= Thông Biện =

Vietnamese historian and Thiền master (died 1134)

Thông Biện (通辯) born Trí Không (d.1134) was a Vietnamese Buddhist historian and Thiền master whose recorded statements are the earliest written source for the history of Buddhism in Vietnam. He was a student of Viên Chiếu (圓照). He is mentioned in the Lives of Eminent Thiền Monks (禪苑集英, 1337):

Early on, when the Buddha Dharma came to the lower Yangzi region and still had not been established, yet in Luy Lau [in central Jiaozhi] more than twenty precious temples were built, more than five hundred monks were ordained, and fifteen volumes of scriptures were translated from Sanskrit into Chinese.

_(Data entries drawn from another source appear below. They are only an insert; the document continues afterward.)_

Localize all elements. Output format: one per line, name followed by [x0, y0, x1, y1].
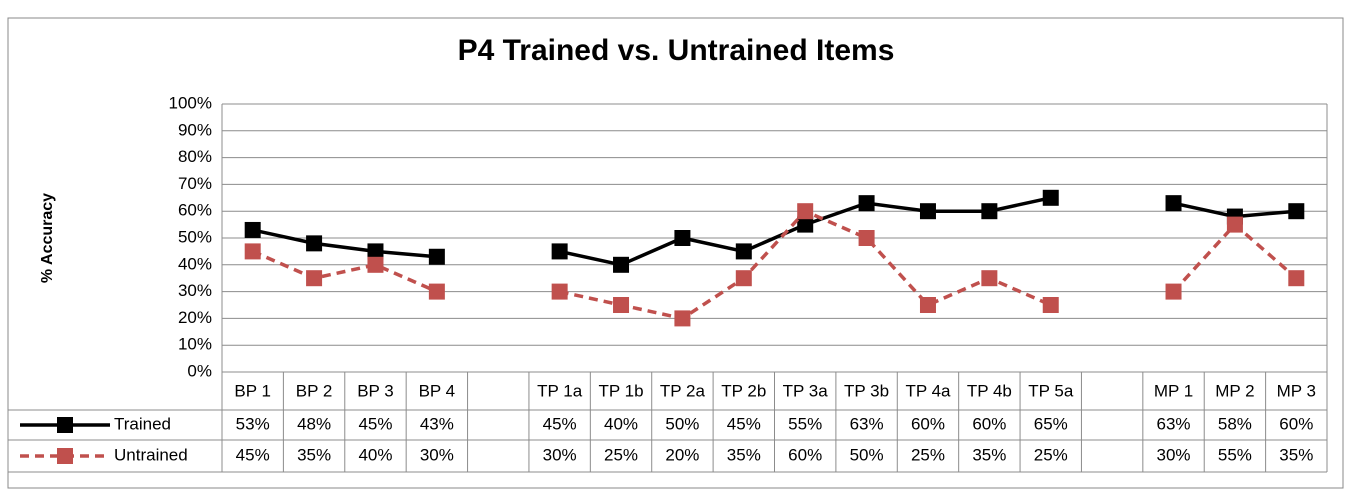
x-tick-label: BP 4 — [419, 381, 456, 400]
table-value: 50% — [665, 414, 699, 433]
marker — [735, 270, 752, 287]
marker — [797, 203, 814, 220]
marker — [244, 221, 261, 238]
table-value: 45% — [236, 445, 270, 464]
table-value: 63% — [850, 414, 884, 433]
y-tick-label: 80% — [178, 147, 212, 166]
table-value: 60% — [972, 414, 1006, 433]
table-value: 50% — [850, 445, 884, 464]
marker — [735, 243, 752, 260]
legend-marker — [57, 417, 73, 433]
legend-label: Trained — [114, 414, 171, 433]
marker — [551, 243, 568, 260]
x-tick-label: TP 3b — [844, 381, 889, 400]
marker — [981, 203, 998, 220]
table-value: 25% — [604, 445, 638, 464]
marker — [858, 230, 875, 246]
marker — [306, 235, 323, 252]
legend-label: Untrained — [114, 445, 188, 464]
table-value: 60% — [911, 414, 945, 433]
table-value: 30% — [420, 445, 454, 464]
y-tick-label: 90% — [178, 120, 212, 139]
x-tick-label: TP 2a — [660, 381, 706, 400]
marker — [1042, 189, 1059, 206]
table-value: 45% — [727, 414, 761, 433]
marker — [1165, 195, 1182, 212]
y-tick-label: 10% — [178, 335, 212, 354]
table-value: 55% — [788, 414, 822, 433]
marker — [919, 297, 936, 313]
y-tick-label: 30% — [178, 281, 212, 300]
marker — [797, 216, 814, 233]
marker — [367, 243, 384, 260]
marker — [919, 203, 936, 220]
chart-title: P4 Trained vs. Untrained Items — [458, 34, 895, 67]
x-tick-label: TP 2b — [721, 381, 766, 400]
table-value: 48% — [297, 414, 331, 433]
y-tick-label: 20% — [178, 308, 212, 327]
x-tick-label: TP 5a — [1028, 381, 1074, 400]
table-value: 30% — [543, 445, 577, 464]
x-tick-label: MP 1 — [1154, 381, 1193, 400]
table-value: 35% — [727, 445, 761, 464]
marker — [1288, 270, 1305, 287]
table-value: 40% — [358, 445, 392, 464]
table-value: 60% — [788, 445, 822, 464]
marker — [981, 270, 998, 287]
marker — [613, 297, 630, 313]
marker — [551, 283, 568, 300]
y-axis-label: % Accuracy — [39, 193, 56, 283]
marker — [428, 283, 445, 300]
table-value: 30% — [1157, 445, 1191, 464]
marker — [1042, 297, 1059, 313]
x-tick-label: MP 3 — [1277, 381, 1316, 400]
table-value: 35% — [1279, 445, 1313, 464]
marker — [1226, 216, 1243, 233]
x-tick-label: BP 2 — [296, 381, 333, 400]
marker — [306, 270, 323, 287]
table-value: 43% — [420, 414, 454, 433]
table-value: 25% — [911, 445, 945, 464]
table-value: 60% — [1279, 414, 1313, 433]
table-value: 63% — [1157, 414, 1191, 433]
table-value: 45% — [358, 414, 392, 433]
marker — [428, 248, 445, 265]
x-tick-label: MP 2 — [1215, 381, 1254, 400]
marker — [674, 230, 691, 246]
table-value: 20% — [665, 445, 699, 464]
table-value: 35% — [297, 445, 331, 464]
marker — [244, 243, 261, 260]
x-tick-label: TP 3a — [783, 381, 829, 400]
x-tick-label: TP 1a — [537, 381, 583, 400]
y-tick-label: 60% — [178, 201, 212, 220]
table-value: 55% — [1218, 445, 1252, 464]
table-value: 35% — [972, 445, 1006, 464]
x-tick-label: TP 4b — [967, 381, 1012, 400]
table-value: 58% — [1218, 414, 1252, 433]
legend-marker — [57, 448, 73, 464]
marker — [613, 256, 630, 273]
marker — [1288, 203, 1305, 220]
table-value: 25% — [1034, 445, 1068, 464]
x-tick-label: BP 1 — [234, 381, 271, 400]
marker — [367, 256, 384, 273]
marker — [858, 195, 875, 212]
marker — [1165, 283, 1182, 300]
table-value: 53% — [236, 414, 270, 433]
y-tick-label: 100% — [169, 93, 212, 112]
x-tick-label: TP 1b — [598, 381, 643, 400]
table-value: 40% — [604, 414, 638, 433]
y-tick-label: 50% — [178, 227, 212, 246]
x-tick-label: TP 4a — [905, 381, 951, 400]
marker — [674, 310, 691, 327]
y-tick-label: 40% — [178, 254, 212, 273]
table-value: 65% — [1034, 414, 1068, 433]
y-tick-label: 70% — [178, 174, 212, 193]
y-tick-label: 0% — [187, 361, 212, 380]
table-value: 45% — [543, 414, 577, 433]
x-tick-label: BP 3 — [357, 381, 394, 400]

Because of this earlier connection, there already were monks and nuns like Mo Luo Qi Yu, Kang Senghui, Zhi Jiang Liang, and Mou Bo there." Eminent Monks of the Thien Community (1337) text adapted by Dutton (1997) from Nguyễn Tử Cương

The four monks mentioned are Mo Luo Qi Yu (Ma Ha Kỳ Vực) Kang Senghui (Khương Tăng Hội), Zhi Jiang Liang (Chi Cương Lương), and Mou Bo (Mâu Bác, i.e. :vi:Mâu Tử) author of the Mouzi Lihuolun (Lý Hoặc Luận).

The Queen Mother Ỷ Lan consulted the monk Thông Biện regarding the history of Buddhism in Vietnam in 1096 prior to her commencement of the plan to build 100 pagodas.